Analysis must begin with the basic precepts of the contractarian model. Shareholders do not own the corporation. Instead, they are merely one of many corporate constituencies bound together by a complex web of explicit and implicit contracts. As such, the normative claims associated with ownership and private property are inapt in the corporate context.
In this model, the directors thus are not agents of the shareholders subject to the control of the shareholders. To be sure, shareholders elect the board and exercise certain other control rights through the franchise. Yet, shareholder voting is not an integral part of the corporate decisionmaking apparatus. Although corporate law grants shareholders exclusive electoral rights, those rights are quite limited. Instead, shareholder voting is merely one accountability mechanism among many—and one to be used sparingly at that.

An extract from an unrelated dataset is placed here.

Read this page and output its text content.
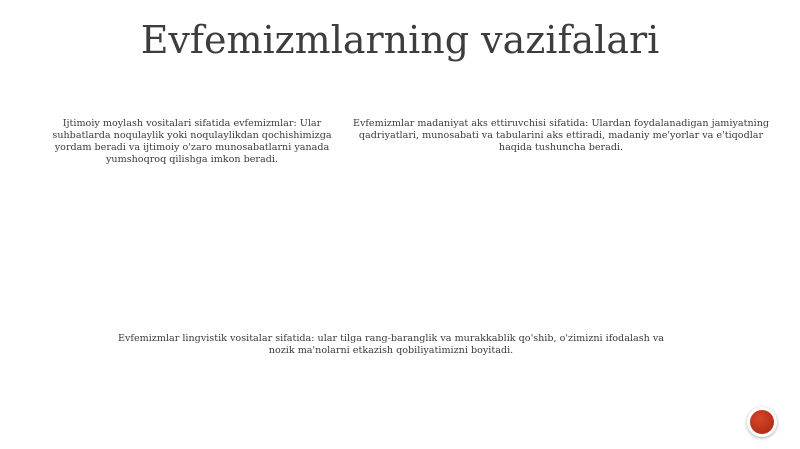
Evfemizmlarning vazifalari

Ijtimoiy moylash vositalari sifatida evfemizmlar: Ular suhbatlarda noqulaylik yoki noqulaylikdan qochishimizga yordam beradi va ijtimoiy o'zaro munosabatlarni yanada yumshoqroq qilishga imkon beradi.

Evfemizmlar madaniyat aks ettiruvchisi sifatida: Ulardan foydalanadigan jamiyatning qadriyatlari, munosabati va tabularini aks ettiradi, madaniy me'yorlar va e'tiqodlar haqida tushuncha beradi.

Evfemizmlar lingvistik vositalar sifatida: ular tilga rang-baranglik va murakkablik qo'shib, o'zimizni ifodalash va nozik ma'nolarni etkazish qobiliyatimizni boyitadi.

Put another way, the board of directors functions as a sort of Platonic guardian—a sui generis body that serves as the nexus for the various contracts making up the corporation. The board’s powers flow from that set of contracts in its totality and not just from shareholders. The board’s exercise of its discretionary authority therefore may not be unilaterally limited by any corporate constituency, including the shareholders.
The board’s primacy has a compelling economic justification. The separation of ownership and control mandated by corporate law is a highly efficient solution to the decisionmaking problems faced by large corporations. Recall that because collective decisionmaking is impracticable in such firms, they are characterized by authority-based decisionmaking structures in which a central agency (the board) is empowered to make decisions binding on the firm as a whole.
To be sure, this separation of “ownership” and control results in agency costs. Those costs, however, are the inevitable consequence of vesting discretion in someone other than the residual claimant. We could substantially reduce, if not eliminate, agency costs by eliminating discretion; that we do not do so confirms that discretion has substantial virtues. Given those virtues, one ought not lightly interfere with management or the board’s decisionmaking authority in the name of accountability. Preservation of managerial discretion should always have a presumption in its favor.
This line of argument explains much of corporate law. It is the principle behind such diverse doctrines as the business judgment rule, the limits on shareholder derivative litigation, the limits on shareholder voting rights, and the board’s power to resist unsolicited corporate takeovers. Here it justifies strong skepticism as to the validity of shareholder-adopted bylaws that restrict management discretion. Indeed, absent an express statutory command to the contrary, courts should invalidate such bylaws.
All of these problems would go away if state corporation codes treated bylaws the same way as articles of incorporation or, for that matter, virtually every other corporate action. The shareholder power to initiate bylaw amendments without prior board action is unique. It is also a historical anachronism states unthinkingly codified from old common law principles lacking either rhyme or reason. There simply is no good reason to treat bylaws differently than articles of incorporation. But that’s a problem for another day.